I remember standing before the finished product a week later. Five of us staring silently. All of us thinking the same thing: “Uh, we didn’t mean this diverse.”
Funny, I didn’t hear much said about the racial diversity of the picture back then. Everyone seemed focused on the fact that among the anonymous children in the painting, the blond boy in the yellow shirt was obviously Kyle, the associate pastor’s son.
Fast forward a decade. The wheels of God grind slowly, but they grind exceedingly fine.
Last summer to celebrate the mural’s tenth birthday, I preached a series of messages on the Bible stories behind the pictures along the children’s hallway. One afternoon I spent some time by myself in the hallway, and as I stood in front of Jesus and the Children I realized, “This wasn’t who we were 10 years ago, but it is exactly who we are now.” Thanks be to God!
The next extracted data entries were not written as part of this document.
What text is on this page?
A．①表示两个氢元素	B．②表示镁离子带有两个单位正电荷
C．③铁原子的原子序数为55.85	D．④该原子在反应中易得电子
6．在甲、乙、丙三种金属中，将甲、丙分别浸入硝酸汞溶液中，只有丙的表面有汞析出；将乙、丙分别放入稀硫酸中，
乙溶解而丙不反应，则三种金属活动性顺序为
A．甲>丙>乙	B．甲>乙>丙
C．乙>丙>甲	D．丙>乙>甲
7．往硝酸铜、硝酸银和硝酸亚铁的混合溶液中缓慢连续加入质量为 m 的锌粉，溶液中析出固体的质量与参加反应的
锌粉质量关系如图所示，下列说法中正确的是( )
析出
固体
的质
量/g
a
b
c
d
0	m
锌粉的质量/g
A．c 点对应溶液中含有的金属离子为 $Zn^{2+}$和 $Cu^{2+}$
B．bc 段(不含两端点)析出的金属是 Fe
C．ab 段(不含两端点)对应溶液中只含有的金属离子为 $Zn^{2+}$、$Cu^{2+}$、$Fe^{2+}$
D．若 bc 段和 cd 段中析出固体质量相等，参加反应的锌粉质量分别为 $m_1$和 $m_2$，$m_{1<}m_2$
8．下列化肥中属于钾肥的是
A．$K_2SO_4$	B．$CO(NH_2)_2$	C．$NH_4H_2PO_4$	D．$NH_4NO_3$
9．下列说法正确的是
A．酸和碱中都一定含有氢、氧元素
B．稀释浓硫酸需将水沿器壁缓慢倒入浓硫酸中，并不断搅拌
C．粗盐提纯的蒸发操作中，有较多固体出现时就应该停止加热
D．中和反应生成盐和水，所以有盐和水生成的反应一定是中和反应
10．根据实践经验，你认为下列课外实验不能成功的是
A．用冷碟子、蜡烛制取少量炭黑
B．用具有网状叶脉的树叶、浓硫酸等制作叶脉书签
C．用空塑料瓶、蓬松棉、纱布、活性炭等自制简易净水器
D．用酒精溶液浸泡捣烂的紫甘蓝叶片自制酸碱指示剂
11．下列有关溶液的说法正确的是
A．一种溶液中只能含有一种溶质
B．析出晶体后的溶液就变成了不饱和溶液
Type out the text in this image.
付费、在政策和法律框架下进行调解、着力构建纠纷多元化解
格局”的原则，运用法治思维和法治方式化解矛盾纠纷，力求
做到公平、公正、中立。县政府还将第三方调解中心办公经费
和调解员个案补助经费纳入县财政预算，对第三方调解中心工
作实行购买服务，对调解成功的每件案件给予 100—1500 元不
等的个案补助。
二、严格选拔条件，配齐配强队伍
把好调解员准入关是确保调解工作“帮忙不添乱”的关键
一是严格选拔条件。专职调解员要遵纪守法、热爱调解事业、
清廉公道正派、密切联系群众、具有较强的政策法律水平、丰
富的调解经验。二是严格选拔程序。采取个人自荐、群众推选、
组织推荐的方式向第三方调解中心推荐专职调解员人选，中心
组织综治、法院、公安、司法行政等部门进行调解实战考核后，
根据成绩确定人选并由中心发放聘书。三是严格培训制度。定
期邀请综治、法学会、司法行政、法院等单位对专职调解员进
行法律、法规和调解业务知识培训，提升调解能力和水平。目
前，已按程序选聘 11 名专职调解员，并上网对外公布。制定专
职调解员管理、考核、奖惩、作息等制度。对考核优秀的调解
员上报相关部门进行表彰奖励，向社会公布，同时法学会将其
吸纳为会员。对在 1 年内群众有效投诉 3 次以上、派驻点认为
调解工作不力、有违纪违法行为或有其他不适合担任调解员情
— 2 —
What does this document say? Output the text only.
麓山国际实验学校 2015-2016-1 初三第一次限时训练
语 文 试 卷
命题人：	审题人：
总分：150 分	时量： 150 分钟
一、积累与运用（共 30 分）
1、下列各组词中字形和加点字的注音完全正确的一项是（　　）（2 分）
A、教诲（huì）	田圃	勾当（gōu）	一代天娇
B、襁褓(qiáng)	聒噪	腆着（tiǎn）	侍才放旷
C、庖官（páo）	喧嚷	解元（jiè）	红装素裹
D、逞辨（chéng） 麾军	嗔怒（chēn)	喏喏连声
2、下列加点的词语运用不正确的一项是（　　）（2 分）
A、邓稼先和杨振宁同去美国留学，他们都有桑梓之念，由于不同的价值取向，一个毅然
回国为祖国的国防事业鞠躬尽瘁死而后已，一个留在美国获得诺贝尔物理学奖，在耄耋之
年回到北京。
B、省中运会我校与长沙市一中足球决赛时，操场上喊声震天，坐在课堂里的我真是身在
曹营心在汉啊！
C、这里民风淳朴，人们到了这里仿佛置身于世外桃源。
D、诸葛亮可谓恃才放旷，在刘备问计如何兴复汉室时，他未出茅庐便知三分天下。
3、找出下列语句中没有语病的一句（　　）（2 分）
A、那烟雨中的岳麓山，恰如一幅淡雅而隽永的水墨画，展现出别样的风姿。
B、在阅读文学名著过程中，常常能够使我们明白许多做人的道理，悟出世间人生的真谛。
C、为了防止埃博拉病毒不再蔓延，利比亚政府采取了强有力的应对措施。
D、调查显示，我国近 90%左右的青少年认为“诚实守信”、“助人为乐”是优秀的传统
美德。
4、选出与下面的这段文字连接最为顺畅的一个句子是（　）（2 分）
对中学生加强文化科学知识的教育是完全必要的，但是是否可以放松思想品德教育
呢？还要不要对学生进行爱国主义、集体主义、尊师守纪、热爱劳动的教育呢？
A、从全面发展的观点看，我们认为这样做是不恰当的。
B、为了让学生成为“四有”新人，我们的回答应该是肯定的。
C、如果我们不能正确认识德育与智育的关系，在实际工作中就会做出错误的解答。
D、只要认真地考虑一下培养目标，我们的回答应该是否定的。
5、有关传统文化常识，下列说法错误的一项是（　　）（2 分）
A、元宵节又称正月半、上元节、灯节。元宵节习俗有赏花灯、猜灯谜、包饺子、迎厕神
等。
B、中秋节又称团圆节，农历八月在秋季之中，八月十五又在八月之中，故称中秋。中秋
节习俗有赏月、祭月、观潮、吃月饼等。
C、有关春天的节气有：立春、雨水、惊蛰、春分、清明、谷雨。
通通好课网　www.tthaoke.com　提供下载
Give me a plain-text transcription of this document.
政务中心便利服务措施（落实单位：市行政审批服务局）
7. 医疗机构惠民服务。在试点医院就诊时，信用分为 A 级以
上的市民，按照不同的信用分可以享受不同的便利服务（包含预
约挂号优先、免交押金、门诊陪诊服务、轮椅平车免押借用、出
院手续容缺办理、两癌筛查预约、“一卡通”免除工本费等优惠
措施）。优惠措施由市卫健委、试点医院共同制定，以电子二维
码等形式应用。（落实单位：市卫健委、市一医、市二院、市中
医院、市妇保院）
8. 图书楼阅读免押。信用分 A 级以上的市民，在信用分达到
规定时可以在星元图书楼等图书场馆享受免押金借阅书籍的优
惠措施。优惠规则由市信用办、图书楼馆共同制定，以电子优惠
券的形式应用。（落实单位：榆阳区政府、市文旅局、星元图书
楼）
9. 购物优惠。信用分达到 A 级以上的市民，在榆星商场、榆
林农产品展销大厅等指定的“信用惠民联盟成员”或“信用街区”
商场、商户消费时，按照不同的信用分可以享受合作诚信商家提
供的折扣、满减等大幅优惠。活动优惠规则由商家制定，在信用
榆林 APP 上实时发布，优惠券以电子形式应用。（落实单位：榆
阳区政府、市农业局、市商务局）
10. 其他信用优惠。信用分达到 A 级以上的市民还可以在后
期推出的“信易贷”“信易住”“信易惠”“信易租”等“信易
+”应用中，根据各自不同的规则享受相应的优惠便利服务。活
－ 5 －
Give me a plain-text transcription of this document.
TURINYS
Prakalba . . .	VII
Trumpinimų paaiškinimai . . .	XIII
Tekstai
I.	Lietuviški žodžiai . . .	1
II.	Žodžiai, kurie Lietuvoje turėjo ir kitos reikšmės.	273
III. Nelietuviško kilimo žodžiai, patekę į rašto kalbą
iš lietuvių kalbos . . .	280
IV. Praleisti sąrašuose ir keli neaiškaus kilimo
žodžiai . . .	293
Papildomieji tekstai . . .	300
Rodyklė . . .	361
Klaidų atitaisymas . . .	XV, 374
Diversity is neither glamorous nor easy. Sometimes our differences challenge us when we’d rather just be comfortable. But more often our differences enrich us and help us to grow.
There is much I don’t know about living in a diverse congregation, but I’m certain of at least one thing: in Richmond, Virginia—the old capital of the Confederacy—a church that is racially and socio-economically diverse is a beautiful and compelling thing.
Like the painting on our wall.
In the picture, Jesus bears a curious resemblance to Happy the Artist. Just saying.